Cela commencerait comme un conte, et de façon très lente, je suis née dans un château, j’y ai dormi cent ans pour me réveiller devant une page blanche. Mes habits démodés sans couleur s’y refléteraient magiques, encore clairs malgré le temps qui a passé. Depuis, je me vêts de noir le plus souvent, encore que. Je suis grande maintenant, mais je n’ai pas tellement vieilli, pas de cernes sous les yeux, aucun trait ne me fait vraiment défaut. Et puis je ne conserve que ce qui cogne. Les fenêtres de l’appartement donnaient sur la cour des Adieux. C’était la plus belle cour du château, elle avait plusieurs noms : cour du Cheval blanc en souvenir d’une statue élevée en son centre déboulonnée depuis longtemps ou cour d’Honneur, sa situation dans l’endroit. Sur trois de ses côtés se déployaient un corps et deux ailes, drôle d’animal qu’un château de temps en temps construit en divers monuments, un étage puis un autre, puis un toit, un étang, une autre cour, un jardin, un escalier, deux escaliers, trois escaliers élevèrent la royauté au sommet. La distribution des logis fut aussi concertée que le jeu de la brique dans la pierre. Les fenêtres de l’appartement donnaient sur la cour des Adieux, mon enfance en pelote se déroulait dans tous les corps du bâtiment. Elle s’exerçait à l’architecture et à l’histoire. Longtemps j’oubliai le nom de la cour. Les bâtiments tournaient autour de la cour des Adieux et son nom tourna en moi luciole pendant longtemps. Je le retrouvai par nuit noire, entre somme et sommeil et il fut feu mélancolique, explosion de temps mort, gouttes de soleil sombre. Ciel sans ambages. Il me rapprochait d’Élie, d’Amédée et de Véronique par trois linéaires de gros mur.
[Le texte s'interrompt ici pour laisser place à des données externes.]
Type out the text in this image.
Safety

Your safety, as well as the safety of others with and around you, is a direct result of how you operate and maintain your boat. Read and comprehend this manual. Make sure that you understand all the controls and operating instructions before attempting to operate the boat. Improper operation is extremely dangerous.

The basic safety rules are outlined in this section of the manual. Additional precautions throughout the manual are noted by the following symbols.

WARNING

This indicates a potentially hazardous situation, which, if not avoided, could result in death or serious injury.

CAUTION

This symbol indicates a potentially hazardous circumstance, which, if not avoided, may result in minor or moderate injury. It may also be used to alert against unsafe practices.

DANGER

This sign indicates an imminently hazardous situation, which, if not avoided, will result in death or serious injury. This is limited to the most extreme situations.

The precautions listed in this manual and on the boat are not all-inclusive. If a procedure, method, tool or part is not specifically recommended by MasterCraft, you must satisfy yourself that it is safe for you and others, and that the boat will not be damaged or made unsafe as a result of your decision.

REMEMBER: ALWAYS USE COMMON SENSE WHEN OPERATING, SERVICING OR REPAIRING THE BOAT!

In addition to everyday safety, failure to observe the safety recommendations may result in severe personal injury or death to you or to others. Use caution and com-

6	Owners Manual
Véronique me demande de raconter ma vie devant deux caméras. Elle m’autorise à mentir. Sa proposition d’histoire repose sur ma vie. Dans le roman qu’elle avait écrit, elle donnait des noms à ses amis, à ses rêves déroutants, elle mentait jusque dans la salle de montage. Véronique me demande d’exposer mes histoires devant deux caméras. Elle me le demande et cela survient dans les derniers parements d’une histoire triste. Les deuils les plus terribles, de soi-même, l’épreuve d’exister un jour un peu plus qu’il est d’usage. Ce qui nous reste alors la fiction met bas les armes. Sans défense désormais je décide de raconter ce qui, dans ma vie, apparaît comme la négation de la vie, comme les mensonges que les enfants inventent en se jouant, rôles informes, la forme du roman. Véronique me demande de raconter un pan de vie devant deux caméras, je décide de ne pas mentir, ou pas comme elle l’entend. Elle veut que je donne à mon récit la forme fluide du temps qui revient, enrouler ses images tout autour. Mais je confonds à dessein le réel et le présent et de cette manière je consume l’un et l’autre. Le mensonge, bon, c’est le règlement du compte des temps racontés, la violence avec laquelle le lierre s’agrippe à un arbre et pas à l’autre, une image de la fiction qui monte comme la sève ainsi entravée. Je veux tenir dans ma main le sang des arbres.